Oli Wilkin

Personal information
- Full name: Oliver Wilkin
- Born: 6 April 1992 (age 34) Ealing, London, England
- Batting: Right-handed
- Bowling: Right-arm medium

Domestic team information
- 2011: Loughborough MCCU
- 2012–2014: Middlesex (squad no. 30)
- FC debut: 2 April 2011 Loughborough MCCU v Northamptonshire
- Only LA: 26 August 2013 Middlesex v Surrey

Career statistics
| Competition | FC | LA | T20 |
| Matches | 3 | 1 | 3 |
| Runs scored | 138 | 20 | 38 |
| Batting average | 23.00 | 20.00 | 19.00 |
| 100s/50s | 0/0 | 0/0 | 0/0 |
| Top score | 38 | 20 | 28 |
| Balls bowled | 300 | 48 | 24 |
| Wickets | 4 | 2 | 4 |
| Bowling average | 53.25 | 22.00 | 5.00 |
| 5 wickets in innings | 0 | 0 | 0 |
| 10 wickets in match | 0 | 0 | 0 |
| Best bowling | 2/63 | 2/44 | 3/12 |
| Catches/stumpings | 1/– | 1/– | 4/– |
- Source: CricketArchive, 7 January 2014

= Oliver Wilkin =

English cricketer (born 1992)

Oliver Wilkin (born 6 April 1992) is an English cricketer. Wilkin is a right-handed batsman who also keeps wicket.

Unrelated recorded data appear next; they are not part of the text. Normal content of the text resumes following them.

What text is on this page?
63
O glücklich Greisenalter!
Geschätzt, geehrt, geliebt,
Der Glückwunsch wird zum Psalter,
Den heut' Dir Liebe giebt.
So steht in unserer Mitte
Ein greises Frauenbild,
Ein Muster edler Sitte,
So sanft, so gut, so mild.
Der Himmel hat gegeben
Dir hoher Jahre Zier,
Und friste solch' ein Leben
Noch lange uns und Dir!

He was born in Ealing, London and known for rarely leaving W5, W13

While studying for his degree in Materials Engineering at Loughborough University, Wilkin made his first-class debut for Loughborough MCCU against Northamptonshire in 2011. He has made two further first-class appearances for Loughborough MCCU in 2011, against Leicestershire and Kent. His three first-class appearances have so far seen him score 138 runs at an average of 23.00, with a high score of 38. With the ball, he has taken 4 wickets at a bowling average of 53.25, with best figures of 2/63.